Comprehensive HIV Program
The Temple Comprehensive HIV Program has been involved in research trials and activities since 1990. We participated in some of the early NIH-sponsored trials to prevent mother-to-child transmission. We have been involved in the Division of AIDS Clinical Trials Network since 1994 as a unit in the Terry Beirn Community Programs on Clinical Research on AIDS (CPCRA). Our investigators have been active on protocol teams and working groups. In 2005, our unit had the distinction of finishing first among all the clinical units and sites in data quality and performance.
Since 1998, we have been part of the Centers for Disease Control and Prevention and Cerner HIV Outpatient Study (HOPS), a dynamic observational database that tracks clinical trends and outcomes in multiple centers across the United States. We participate in multiple investigator-initiated and sponsored trials.
Obesity Prevention and Treatment in Childbearing Women
Through funding from federal and foundation sources (e.g., R40MC26818; K23HL106231; Doris Duke CSDA), Sharon Herring currently leads three large studies in pregnant and postpartum racial/ethnic minorities, two testing novel eHealth weight control intervention strategies and a third identifying predictors (e.g., intervention targets) of peripartum weight change.
National Patient Centered Clinical Research Network (PCORnet)
Through funding from the Patient Centered Outcomes Research Institute, Temple is participating in the National patient Centered Clinical Research Network called PCORnet. PCORnet integrates health data for studies and catalyzes research partnerships among two types of networks: Clinical Data Research Networks (CDRNs), which are based in healthcare systems such as hospitals and health centers, and Patient-Powered Research Networks (PPRNs), which are run by groups of patients and their partners who are focused on one or more specific conditions or communities, and who are interested in sharing health information and participating in research. Dr. Paranjape serves as site PI for Temple.
Health Disparity and Population Health
Trauma Alert! How Social Complexity Contributes to Medical Complexity. A Temple Department of Medicine funded study assessing the prevalence of poverty-associated trauma and its influence on co-morbidity and health outcomes.

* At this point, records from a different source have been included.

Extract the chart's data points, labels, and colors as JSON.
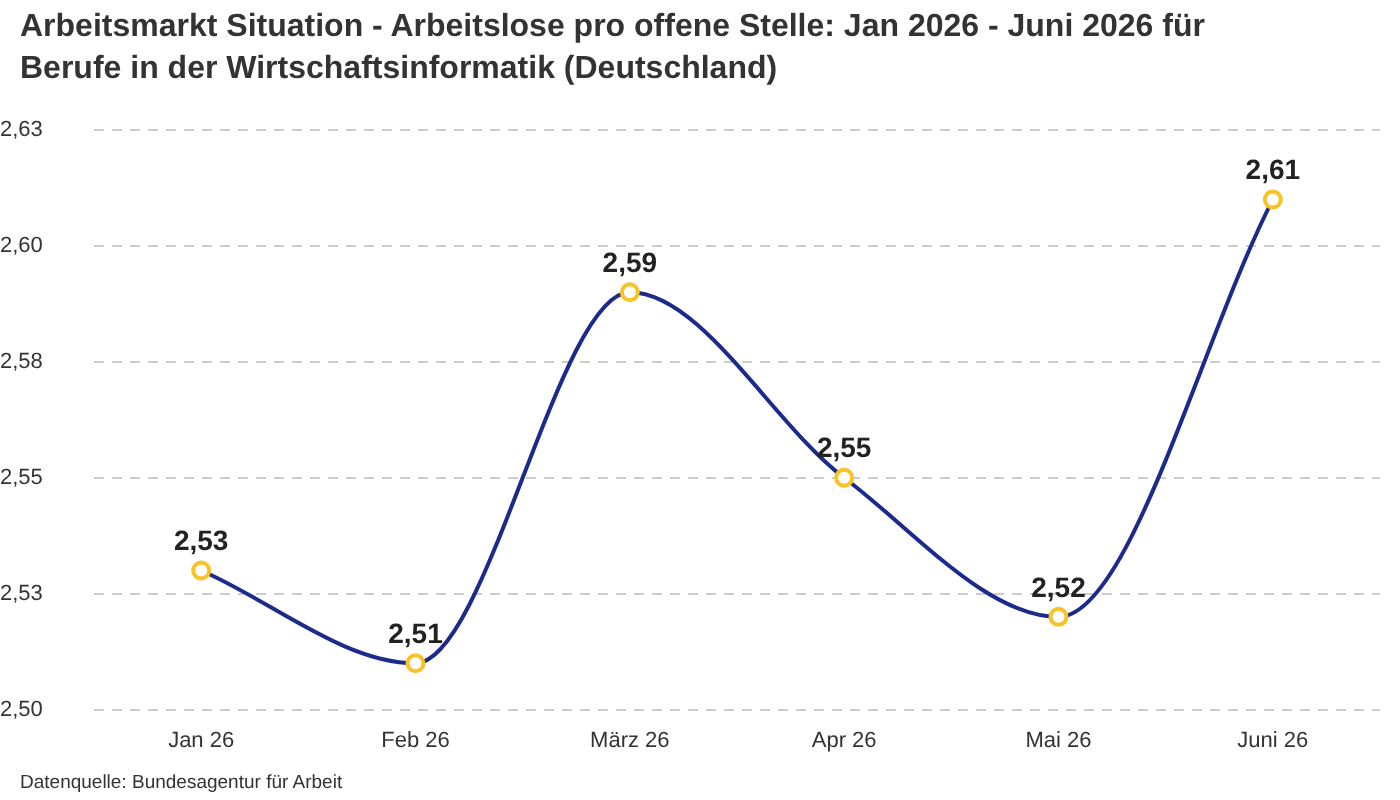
{
  "chart_data": {
    "type": "line",
    "title": "Arbeitsmarkt Situation - Arbeitslose pro offene Stelle: Jan 2026 - Juni 2026 für Berufe in der Wirtschaftsinformatik (Deutschland)",
    "annotations": [
      "Datenquelle: Bundesagentur für Arbeit"
    ],
    "categories": [
      "Jan 26",
      "Feb 26",
      "März 26",
      "Apr 26",
      "Mai 26",
      "Juni 26"
    ],
    "series": [
      {
        "color": "#1c2a8c",
        "colors": [
          "#f7c325",
          "#f7c325",
          "#f7c325",
          "#f7c325",
          "#f7c325",
          "#f7c325"
        ],
        "values": [
          2.53,
          2.51,
          2.59,
          2.55,
          2.52,
          2.61
        ],
        "value_labels": [
          "2,53",
          "2,51",
          "2,59",
          "2,55",
          "2,52",
          "2,61"
        ]
      }
    ],
    "ylim": [
      2.5,
      2.625
    ],
    "yticks": [
      {
        "value": 2.5,
        "label": "2,50"
      },
      {
        "value": 2.525,
        "label": "2,53"
      },
      {
        "value": 2.55,
        "label": "2,55"
      },
      {
        "value": 2.575,
        "label": "2,58"
      },
      {
        "value": 2.6,
        "label": "2,60"
      },
      {
        "value": 2.625,
        "label": "2,63"
      }
    ],
    "grid": "y",
    "legend": false,
    "marker": "circle",
    "line_style": "solid"
  }
}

Coping with Lymphoma to Enhance Adjustment and Reduce Stress. A cross-sectional assessment of posttraumatic stress disorder and posttraumatic growth in lymphoma survivors, comparing the psychological adjustment patterns between survivors of chronic lymphoma and survivors of acute lymphoma.
Comparing Ways to Reduce Bone Fractures and Injuries among Older Adults Who Have Fallen — The WISE Study
This study compares two ways of reducing bone fractures and serious injuries among adults ages 65 and older who have previously fallen and fractured a bone:
- Normal follow-up care plus information about falls and exercise: In normal follow-up care, patients get treatment for their fracture and the medical conditions that may have caused their falls. They also get a screening for osteoporosis, treatment for osteoporosis if needed, and physical therapy and education about preventing falls.
- Normal follow-up care plus an exercise coaching program developed with patient input. The coaching program focuses on how to exercise safely.
- Temple is a part of this multi-institutional study that also includes Penn State and University of Pittsburgh. Dr. Paranjape is the site Principal Investigator.